Cassie was always guided by her own stringent set of ethics, even in the middle of a war. Though Applegate painted the series as a children’s series on the surface, one shouldn’t be fooled. The books were full of gruesome depictions of battle and death, as well as war crimes, genocide, torture, Yeerk mind control, and various other horrors. The Animorphs were in essence child soldiers, and Applegate took that idea and made it psychologically and physically real for her characters. Throughout the series, their families and friends are endangered and they themselves face severe psychological repercussions thanks to their actions. They’re at war, and although the Animorphs do their fair share of joking around, Applegate never lets us forget it. That’s why Cassie’s insistence on doing the right thing was so formative for a younger me—in war, the right thing doesn’t always mean that everyone lives or that everyone wins. Kind, empathetic Cassie makes arguably the most horrifying decisions of the series.

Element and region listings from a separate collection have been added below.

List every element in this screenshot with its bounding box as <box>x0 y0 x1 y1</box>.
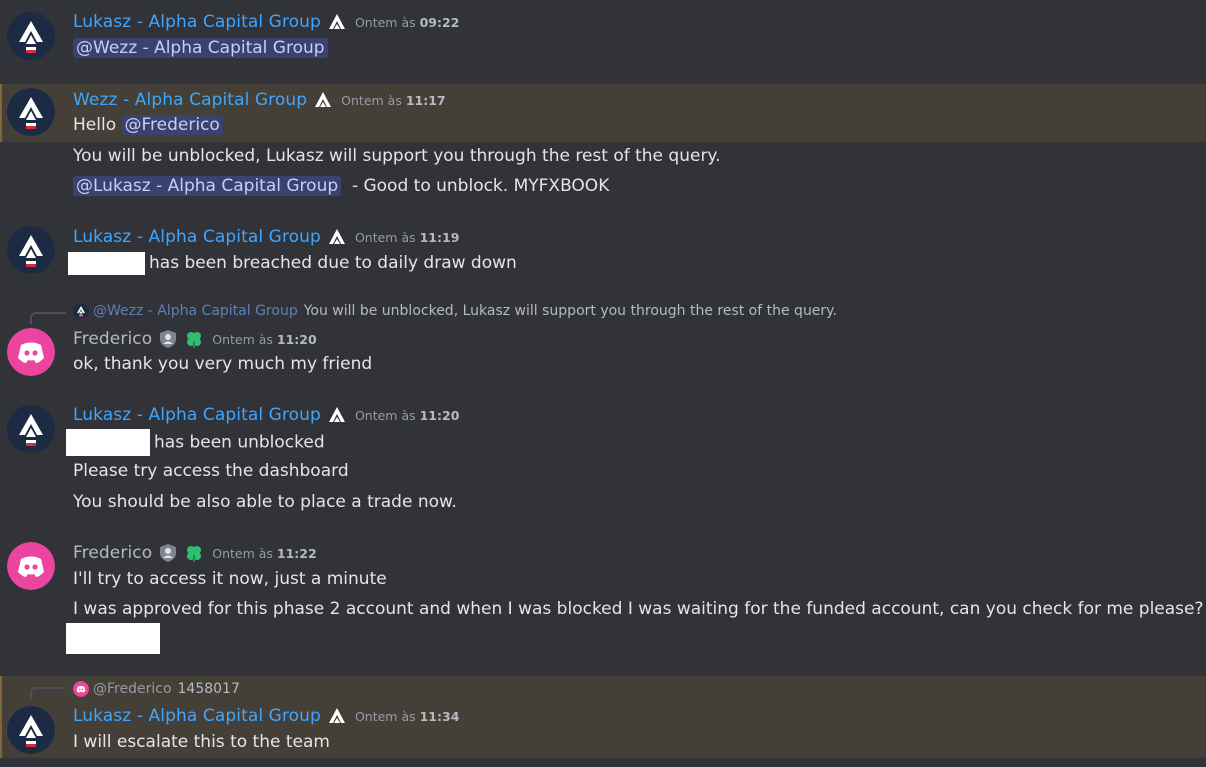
timestamp[interactable]: Ontem às 11:19 <box>355 230 459 245</box>
message-7: @Frederico 1458017 Lukasz - Alpha Capita… <box>0 676 1206 758</box>
message-5: Lukasz - Alpha Capital Group Ontem às 11… <box>0 400 1206 520</box>
reply-author[interactable]: @Wezz - Alpha Capital Group <box>93 301 298 321</box>
message-6: Frederico Ontem às 11:22 I'll try to acc… <box>0 538 1206 658</box>
message-line: has been breached due to daily draw down <box>68 251 517 275</box>
timestamp[interactable]: Ontem às 11:20 <box>355 408 459 423</box>
redacted-block <box>66 623 160 654</box>
avatar[interactable] <box>7 328 55 376</box>
reply-preview[interactable]: @Wezz - Alpha Capital Group You will be … <box>73 301 837 321</box>
avatar[interactable] <box>7 706 55 754</box>
message-line: I'll try to access it now, just a minute <box>73 569 387 589</box>
reply-preview[interactable]: @Frederico 1458017 <box>73 679 240 699</box>
reply-text: You will be unblocked, Lukasz will suppo… <box>303 303 837 319</box>
avatar[interactable] <box>7 405 55 453</box>
avatar[interactable] <box>7 226 55 274</box>
message-2-body: Wezz - Alpha Capital Group Ontem às 11:1… <box>0 84 1206 204</box>
message-line: Hello @Frederico <box>73 113 223 137</box>
message-line: I was approved for this phase 2 account … <box>73 599 1204 619</box>
redacted-block <box>66 429 150 456</box>
replied-avatar-icon <box>73 681 89 697</box>
username[interactable]: Lukasz - Alpha Capital Group <box>73 12 321 32</box>
message-line: ok, thank you very much my friend <box>73 354 373 374</box>
server-tag-icon <box>313 90 333 110</box>
user-mention[interactable]: @Wezz - Alpha Capital Group <box>73 38 328 58</box>
user-mention[interactable]: @Frederico <box>121 115 223 135</box>
message-1: Lukasz - Alpha Capital Group Ontem às 09… <box>0 0 1206 82</box>
clover-badge-icon <box>184 329 204 349</box>
message-line: @Wezz - Alpha Capital Group <box>73 36 328 60</box>
redacted-block <box>68 251 145 275</box>
server-tag-icon <box>327 227 347 247</box>
message-3: Lukasz - Alpha Capital Group Ontem às 11… <box>0 222 1206 284</box>
message-line: @Lukasz - Alpha Capital Group - Good to … <box>73 174 609 198</box>
username[interactable]: Lukasz - Alpha Capital Group <box>73 405 321 425</box>
message-line: I will escalate this to the team <box>73 732 330 752</box>
timestamp[interactable]: Ontem às 11:20 <box>212 332 316 347</box>
username[interactable]: Frederico <box>73 329 152 349</box>
username[interactable]: Frederico <box>73 543 152 563</box>
timestamp[interactable]: Ontem às 11:17 <box>341 93 445 108</box>
username[interactable]: Lukasz - Alpha Capital Group <box>73 706 321 726</box>
reply-connector <box>30 687 66 699</box>
reply-connector <box>30 312 66 324</box>
message-line: You will be unblocked, Lukasz will suppo… <box>73 146 721 166</box>
shield-badge-icon <box>158 543 178 563</box>
server-tag-icon <box>327 405 347 425</box>
avatar[interactable] <box>7 12 55 60</box>
shield-badge-icon <box>158 329 178 349</box>
reply-author[interactable]: @Frederico <box>93 679 172 699</box>
reply-text: 1458017 <box>177 681 240 697</box>
replied-avatar-icon <box>73 303 89 319</box>
clover-badge-icon <box>184 543 204 563</box>
user-mention[interactable]: @Lukasz - Alpha Capital Group <box>73 176 342 196</box>
timestamp[interactable]: Ontem às 11:34 <box>355 709 459 724</box>
server-tag-icon <box>327 12 347 32</box>
server-tag-icon <box>327 706 347 726</box>
username[interactable]: Lukasz - Alpha Capital Group <box>73 227 321 247</box>
avatar[interactable] <box>7 88 55 136</box>
timestamp[interactable]: Ontem às 11:22 <box>212 546 316 561</box>
message-4: @Wezz - Alpha Capital Group You will be … <box>0 298 1206 382</box>
timestamp[interactable]: Ontem às 09:22 <box>355 15 459 30</box>
message-line: Please try access the dashboard <box>73 461 349 481</box>
message-line: You should be also able to place a trade… <box>73 492 457 512</box>
avatar[interactable] <box>7 542 55 590</box>
message-line: has been unblocked <box>66 429 325 456</box>
username[interactable]: Wezz - Alpha Capital Group <box>73 90 307 110</box>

The ending of Animorphs was realistic, especially for a presumably children’s series. Main characters actually died (as people do in war—looking at you, Harry Potter), other characters suffered from PTSD, and still others split from the group over actions taken in the final battle. In fact, so many fans were upset at the ending that Applegate herself responded to them online. Here’s what she had to say (spoilers redacted):
I’m just a writer, and my main goal was always to entertain. But I’ve never let Animorphs turn into just another painless video game version of war, and I wasn’t going to do it at the end. I’ve spent 60 books telling a strange, fanciful war story, sometimes very seriously, sometimes more tongue-in-cheek. I’ve written a lot of action and a lot of humor and a lot of sheer nonsense. But I have also, again and again, challenged readers to think about what they were reading. To think about the right and wrong, not just the who-beat-who. And to tell you the truth I’m a little shocked that so many readers seemed to believe I’d wrap it all up with a lot of high-fiving and backslapping. […]
So, you don’t like the way our little fictional war came out? […] Fine. Pretty soon you’ll all be of voting age, and of draft age. So when someone proposes a war, remember that even the most necessary wars, even the rare wars where the lines of good and evil are clear and clean, end with a lot of people dead, a lot of people crippled, and a lot of orphans, widows and grieving parents.
If you’re looking for a great series filled with action, adventure, and deep moral themes, Animorphs is the series for you. Definitely check it out if you haven’t already. Then please come back and tell me about how this little children’s series changed your entire world.